Sadly, there does not appear to be much of an update to report. Angelus Press did a fair job at giving people a behind the scenes peek at the publication of their 1962 Missale Romanum. At present, it appears the interest in a Pre-1955 Missale Romanum is too esoteric to warrant such an expose. This state of affairs should be expected. There appears to be almost no room to consider editions of the Roman Missal prior to 1962 - the Traditionalist world just isn't wide enough, apparently.
There are criticisms one can make of the publisher's choices here. There is an argument to be made that the what we could reasonably call the "ancient Roman Rite" was no longer in force by 1950 or so with the changes to the Mass of the Assumption, which up to that point had an established history in addition to thematic affinity to the tradition of the Dormition in the East. This, mind you, is not the only reason for such argumentation. Persons fair more familiar with the subject matter can provide a pretty thorough list.
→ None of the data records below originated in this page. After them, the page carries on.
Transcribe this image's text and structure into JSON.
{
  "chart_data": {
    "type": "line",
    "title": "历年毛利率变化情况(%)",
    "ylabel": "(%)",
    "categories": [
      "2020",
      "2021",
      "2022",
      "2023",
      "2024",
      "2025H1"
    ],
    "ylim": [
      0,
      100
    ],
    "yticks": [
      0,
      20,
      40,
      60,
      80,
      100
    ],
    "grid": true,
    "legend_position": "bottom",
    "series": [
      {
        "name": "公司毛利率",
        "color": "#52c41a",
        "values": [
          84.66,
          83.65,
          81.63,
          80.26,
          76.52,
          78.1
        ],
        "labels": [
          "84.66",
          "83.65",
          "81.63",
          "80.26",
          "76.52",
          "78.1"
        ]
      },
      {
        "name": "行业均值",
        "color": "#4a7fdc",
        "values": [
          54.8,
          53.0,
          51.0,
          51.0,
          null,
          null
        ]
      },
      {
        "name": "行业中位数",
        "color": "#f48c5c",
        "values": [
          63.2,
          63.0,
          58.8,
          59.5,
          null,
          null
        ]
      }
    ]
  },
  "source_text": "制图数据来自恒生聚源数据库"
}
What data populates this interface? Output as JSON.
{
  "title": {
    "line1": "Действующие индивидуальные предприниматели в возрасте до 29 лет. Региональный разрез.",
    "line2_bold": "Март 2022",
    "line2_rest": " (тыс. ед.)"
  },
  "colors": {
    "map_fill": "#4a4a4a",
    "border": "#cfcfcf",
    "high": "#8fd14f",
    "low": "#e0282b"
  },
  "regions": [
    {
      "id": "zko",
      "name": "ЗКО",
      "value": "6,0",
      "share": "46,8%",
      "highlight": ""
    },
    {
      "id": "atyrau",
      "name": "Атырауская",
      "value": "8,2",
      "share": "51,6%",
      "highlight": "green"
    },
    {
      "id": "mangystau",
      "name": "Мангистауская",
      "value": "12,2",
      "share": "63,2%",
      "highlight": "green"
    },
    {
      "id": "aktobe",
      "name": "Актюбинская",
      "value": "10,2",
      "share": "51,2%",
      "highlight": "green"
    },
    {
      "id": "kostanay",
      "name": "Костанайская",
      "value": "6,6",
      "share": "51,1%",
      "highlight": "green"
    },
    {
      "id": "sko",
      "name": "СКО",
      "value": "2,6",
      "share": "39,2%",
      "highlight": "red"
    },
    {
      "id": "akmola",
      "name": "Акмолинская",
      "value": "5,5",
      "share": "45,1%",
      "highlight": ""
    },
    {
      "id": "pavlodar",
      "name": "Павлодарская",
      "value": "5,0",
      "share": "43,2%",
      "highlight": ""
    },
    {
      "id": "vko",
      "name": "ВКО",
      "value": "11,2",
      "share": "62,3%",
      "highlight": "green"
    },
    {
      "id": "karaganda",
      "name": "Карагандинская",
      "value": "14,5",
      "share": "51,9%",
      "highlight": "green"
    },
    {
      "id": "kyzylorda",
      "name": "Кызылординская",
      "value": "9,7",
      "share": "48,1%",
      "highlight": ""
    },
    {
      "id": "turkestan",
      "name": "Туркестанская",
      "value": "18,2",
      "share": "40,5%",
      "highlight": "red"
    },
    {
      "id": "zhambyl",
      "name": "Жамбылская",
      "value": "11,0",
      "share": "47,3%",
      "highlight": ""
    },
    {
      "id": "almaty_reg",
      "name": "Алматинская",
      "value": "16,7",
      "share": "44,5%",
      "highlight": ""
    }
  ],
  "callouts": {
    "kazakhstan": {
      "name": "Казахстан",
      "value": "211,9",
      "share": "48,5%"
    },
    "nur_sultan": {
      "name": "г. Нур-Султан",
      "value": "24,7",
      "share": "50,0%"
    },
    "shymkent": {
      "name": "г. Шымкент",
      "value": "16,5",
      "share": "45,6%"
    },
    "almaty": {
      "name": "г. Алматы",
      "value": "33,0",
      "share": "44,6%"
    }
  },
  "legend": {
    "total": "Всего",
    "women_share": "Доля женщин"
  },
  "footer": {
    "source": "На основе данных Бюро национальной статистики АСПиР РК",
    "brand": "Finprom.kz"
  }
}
This being noted, I would like to see the publisher's endeavor take off. The only way to really launch a movement of rediscovery of the pre-modern Roman liturgy is to publish an edition of the Missale Romanum before the reforms of Pius XII. This is not to raise call to displace 1962, or 1970 for that matter. Rather, it is a conviction that the pre-modern Roman liturgy constitutes an accessible avenue for exploring the historic Tradition of the Western Church and, in many areas, reflects an earlier epoch (in thematic affinity if not in actual use) in Christian history. As such, it ought to be preserved, studied, and, God willing, practiced.
Currently, there is no other comparable publication effort for any earlier edition of the Missale Romanum. I suspect that should this effort fail, the next attempt will be a long time coming.
If anyone is interested in the Roman liturgy pre-1962, or pre-1955 for that matter, The Tridentine Rite blog is well worth your time. The author's aim is clear: demonstrate via actual contents what a liturgy according to the liturgical books as promulgate Pius V would look like (when celebrated without the subsequent changes).